The real Brett Kavanaugh emerges, showing he’s unfit for the court
Confirmation hearings for Supreme Court justices, left and right agree, are just a show. The nominee is cagey and evasive, the senators grandstand for the cameras, and we don’t get anything like a true picture of who the potential justice really is.
Until Thursday.
The extraordinary performance by Brett Kavanaugh was not just unusual; it may have been the most revealing testimony we’ve ever gotten from a Supreme Court nominee. If you wanted to know who this man really was, he sure showed you.
Everything that came before turned out to be either a partial and misleading snapshot or an outright attempt at deception. Now we’ve seen the real Kavanaugh in full. And what did we learn? Let’s see:
▪ Kavanaugh is an intense Republican partisan.
To be honest, I was surprised it took this long for this fact to become clear. In the past decade, I’ve heard people say numerous times that the guy Republicans would really love to have on the Supreme Court is Brett Kavanaugh, but he probably can’t be nominated because he’s known as too much of a partisan hack. He worked for Ken Starr, when he urged that President Bill Clinton be questioned in the most lurid way possible. He worked on the George W. Bush legal team during the 2000 Florida debacle. He worked in the Bush White House. He might have the qualifications, the argument went, but a hard-charging partisan like him would be too controversial.
On Thursday, no doubt realizing that the only way to save his nomination was to reinforce feelings of party loyalty among Republican senators, Kavanaugh not only came out swinging at Democrats, he made clear that he’s a Supreme Court nominee for the age of negative partisanship. I deserve to be on the court, he said in effect, because I hate Democrats as much as you do. This part of his testimony sounded like what you hear from Rush Limbaugh or Sean Hannity:
“This whole two-week effort has been a calculated and orchestrated political hit, fueled with apparent pent-up anger about President [Donald] Trump and the 2016 election, fear that has been unfairly stoked about my judicial record, revenge on behalf of the Clintons, and millions of dollars in money from outside left-wing opposition groups.”
Read that and the other things he said about Democrats, combine it with his history as a Republican operative, and ask whether you think Kavanaugh will be “a neutral and impartial arbiter” when it comes to questions that come before the court. The very idea is absurd.
▪ Kavanaugh is angry, belligerent and unable to restrain his emotions.
Just look at the contrast between how Christine Blasey Ford conducted herself Thursday and the way Kavanaugh did. She’s been thrust into the spotlight; she’s been the target of vicious attacks and death threats; she’s had to move her family out of their home for their safety; she’s been called a liar and part of a conspiracy. And how did she act? With calmness, dignity and restraint.

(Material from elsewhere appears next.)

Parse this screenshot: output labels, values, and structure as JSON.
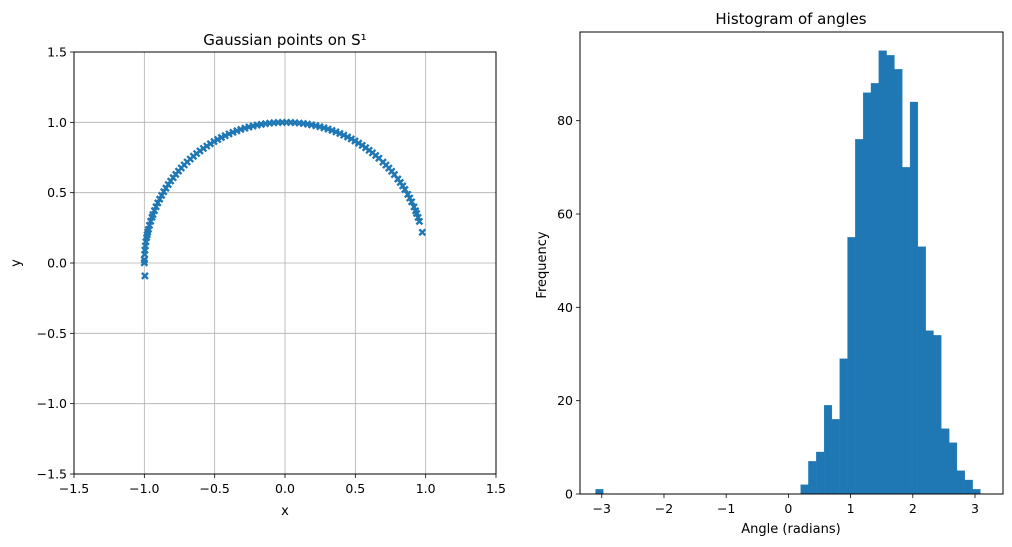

How did Kavanaugh act? He shouted, he cried, he interrupted senators trying to ask him questions, he was rude and contemptuous and generally unhinged. At one point, Sen. Amy Klobuchar, D-Minn., asked him whether he had ever drunk so much that he forgot events that occurred - a highly relevant question given the allegations against him – and he replied, “I don’t know, have you?” like some kind of petulant teenager.
▪ Kavanaugh is dishonest.
Kavanaugh has lied and dissembled to the Judiciary Committee on numerous counts. He began his first round of testimony by saying, “No president has ever consulted more widely, or talked with more people from more backgrounds, to seek input about a Supreme Court nomination” – an obvious lie. He claimed not to have known Democratic documents he trafficked in during previous judicial fights had been stolen, which badly strained credulity.
In Thursday’s hearing he kept it up. He repeatedly said that others had “refuted” Christine Ford’s account of her sexual assault, when that isn’t true – they only said they had no memory of it. He gave utterly ridiculous explanations of the multiple references in his yearbook to drinking and sexual boasting. A reference to “Devil’s Triangle,” a nickname for a threesome with two men and one woman? Nuh-uh, that’s “a drinking game,” like quarters. Right.
In the most despicable moment of the entire day, Kavanaugh was questioned about how he and his buddies had claimed in their yearbook entries to be “Renate alumni,” referring to a girl at a nearby school – an obvious attempt at sexual boasting and slut shaming. He not only claimed ludicrously that the references were there because they all valued her friendship so highly, but pretended to be outraged that a senator would even imply otherwise.